509a
Over the past several years the post pro studio has explored the problem of ‘Temporal Urbanism.’ The term “Temporal Urbanism” seems to imply a neutral architecture sufficiently open to any given situation in order to provide a suitable container for content. While the standardized solution may seem to be the most flexible, much of the banality of our contemporary built environment is a product of this concept. The infinitely flexible is not necessarily a desirable agenda for architecture; neutrality is the undesirable outcome of modernism's universal aspirations.
Recently the State Treasurer of Massachusetts called for cities to cut costs for their school building programs. Taking the example of Florida and the southwest, the Treasurer requested that prototypes be developed in order to better track costs and speed up construction time. Local communities have questioned whether the difficult sites of New England are conducive to this kind of investigation. One can also assume that pre-fabrication and prototyping a community building would meet with resistance in neighborhoods that value the identity and unique programmatic aspirations of their public schools.
While the problem of pre-fabrication has been an ongoing investigation in the modern period, recent work in this area, spurred on by advances in digital technology, has reopened and redefined the problem.
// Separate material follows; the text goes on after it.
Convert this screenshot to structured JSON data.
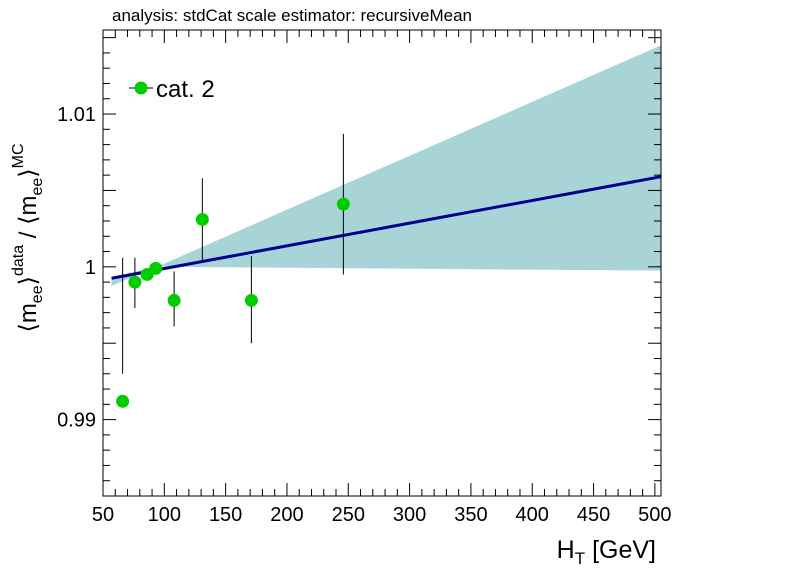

The exhibit currently on at MOMA will be a useful point of departure for examining the problem and possibilities of pre-fabrication. Though the exhibit focused on housing, the areas of investigation, including examples that explore simple construction methods, affordable sustainable technologies, minimum envelope, flexible connections would all be applicable to school construction.
We also realize that a school’s pedagogic program changes over the lifespan of any building. We will examine and analyze examples of school projects within the historic canon that physically embody the ideologic values of various educational paradigms and evaluate the potentials and limitations of program driving the architectural solution. The sites for the project are in downtown Boston and we will test preliminary prototypes against three sites and two programs to explore the potential for this methodology and to test the efficacy and ideology in prefabrication in architectural and urban form making. A flexible or mutable prototype that addresses the specificity of site but also the development and variability of program, challenges the precept that form necessarily follows function.
The studio course will be partially coordinated with the course in digital representation and fabrication required for incoming post-professionals. Exercises in that course will help inform your projects. Students will do work individually but research and analysis in the beginning of the semester will be done in teams.